CARNEY DESTROYS POILIEVRE in Seconds – Slaps Division Plot Straight to the Face, CPC in PEAK PANIC MODE. trang

In Ottawa, a Master Class in Political Judo

OTTAWA — Pierre Poilievre came to the House of Commons on Tuesday armed with what he clearly believed was a lethal parliamentary trap. He left looking like a man who had built the trap, baited it, stepped into it himself, and then handed the key to Mark Carney.

The Conservative leader’s gambit was, on paper, clever. Last week the Prime Minister had signed a memorandum of understanding with Alberta that included language supporting a Pacific pipeline — language Mr. Poilievre lifted almost verbatim and turned into a formal opposition motion. The goal was textbook opposition tactics: force the Liberals either to vote against their own words (and risk looking hypocritical) or vote for the motion (and risk a caucus revolt from the party’s anti-pipeline wing).

What followed was not the contradiction Mr. Poilievre expected. It was a quiet demolition.

Mr. Carney — calm, almost professorial — never raised his voice. He simply reminded the House that a memorandum of understanding is not a buffet. “You have to eat the entire meal,” he said, “not just the appetizer.” The metaphor landed like a gavel. The pipeline language Mr. Poilievre had cherry-picked was inseparable, in the actual agreement, from industrial carbon pricing, 75 percent methane reductions, net-zero commitments by 2050, clean-electricity interties with British Columbia, and full Indigenous consultation.

Canada bầu lãnh đạo mới trong lúc đang phải đối mặt với chiến tranh thương  mại với Hoa Kỳ

By focusing exclusively on the pipeline, Mr. Poilievre had inadvertently endorsed — for the first time on the record — the constitutional rights of Indigenous peoples to “full, free and fair” consultation and the role of provinces in energy corridors. Mr. Carney, with the faintest trace of a smile, welcomed the opposition leader to positions the Conservatives had spent years rejecting.

The exchange exposed a deeper asymmetry. Mr. Poilievre’s strategy depends on reducing complex policy to viral sound bites: “Axe the tax,” “Build the pipe,” “Canada is broken.” Mr. Carney, the former central banker who only recently traded trading floors for the political arena, treats governance as a balance sheet that must, in the end, balance. Pipelines without emissions policy, he argued, are fantasy in 2025; emissions policy without economic growth is equally untenable.

Television clips of the encounter will not show shouting or table-pounding theatrics. They will show a prime minister in complete command of detail and an opposition leader repeating the same question in diminishing circles, like a man trying to argue with a chess grandmaster who is already six moves ahead.

For Liberals still anxious about their new leader’s political agility, Tuesday offered reassurance. Mr. Carney did not merely survive the trap; he turned it into a seminar on why selective quotation is not statecraft. For Conservatives who have made “flip-flop” accusations a central attack line, the day was bruising.

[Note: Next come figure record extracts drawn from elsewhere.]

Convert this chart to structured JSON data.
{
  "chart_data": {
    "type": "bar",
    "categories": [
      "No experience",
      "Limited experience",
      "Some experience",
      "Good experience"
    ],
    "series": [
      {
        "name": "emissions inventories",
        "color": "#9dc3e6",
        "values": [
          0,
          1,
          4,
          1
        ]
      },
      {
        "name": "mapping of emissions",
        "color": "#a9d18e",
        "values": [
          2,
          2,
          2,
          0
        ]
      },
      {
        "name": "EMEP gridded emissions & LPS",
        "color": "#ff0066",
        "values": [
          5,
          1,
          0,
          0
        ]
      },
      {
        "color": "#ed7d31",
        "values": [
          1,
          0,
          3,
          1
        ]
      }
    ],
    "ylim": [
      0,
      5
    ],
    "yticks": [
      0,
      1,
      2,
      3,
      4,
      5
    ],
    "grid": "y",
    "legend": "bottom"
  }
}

Their leader had tried to weaponize nuance and discovered, too late, that nuance was the weapon.

In the corridors afterward, one senior Conservative strategist was heard muttering that the motion had been “a mistake.” A Liberal cabinet minister, by contrast, allowed himself a small grin: “We couldn’t have scripted it better.”

Alister Campbell: Pierre Poilievre has a chance to be a transformational  Conservative PM. Will he seize it? - The Hub

The larger significance extends beyond parliamentary scorekeeping. Canada is entering a period of intensified American pressure on energy, trade, and security. The ability to negotiate complex domestic agreements — pipelines tied to emissions reductions, provincial buy-in tied to Indigenous rights — will determine whether Ottawa can speak with one voice when Washington, inevitably, demands concessions.

Mr. Poilievre’s motion was designed to prove that the government cannot speak with one voice. Instead, it demonstrated the opposite. On Tuesday, Mark Carney showed that governing modern Canada requires holding contradictory truths in the same hand without letting either slip. Pierre Poilievre showed that opposition still consists, too often, of trying to make one of those hands drop the ball.

The ball remained firmly in the prime minister’s grip. And for one afternoon in Ottawa, the House of Commons looked less like a bear pit and more like a classroom — with a new teacher very much in charge.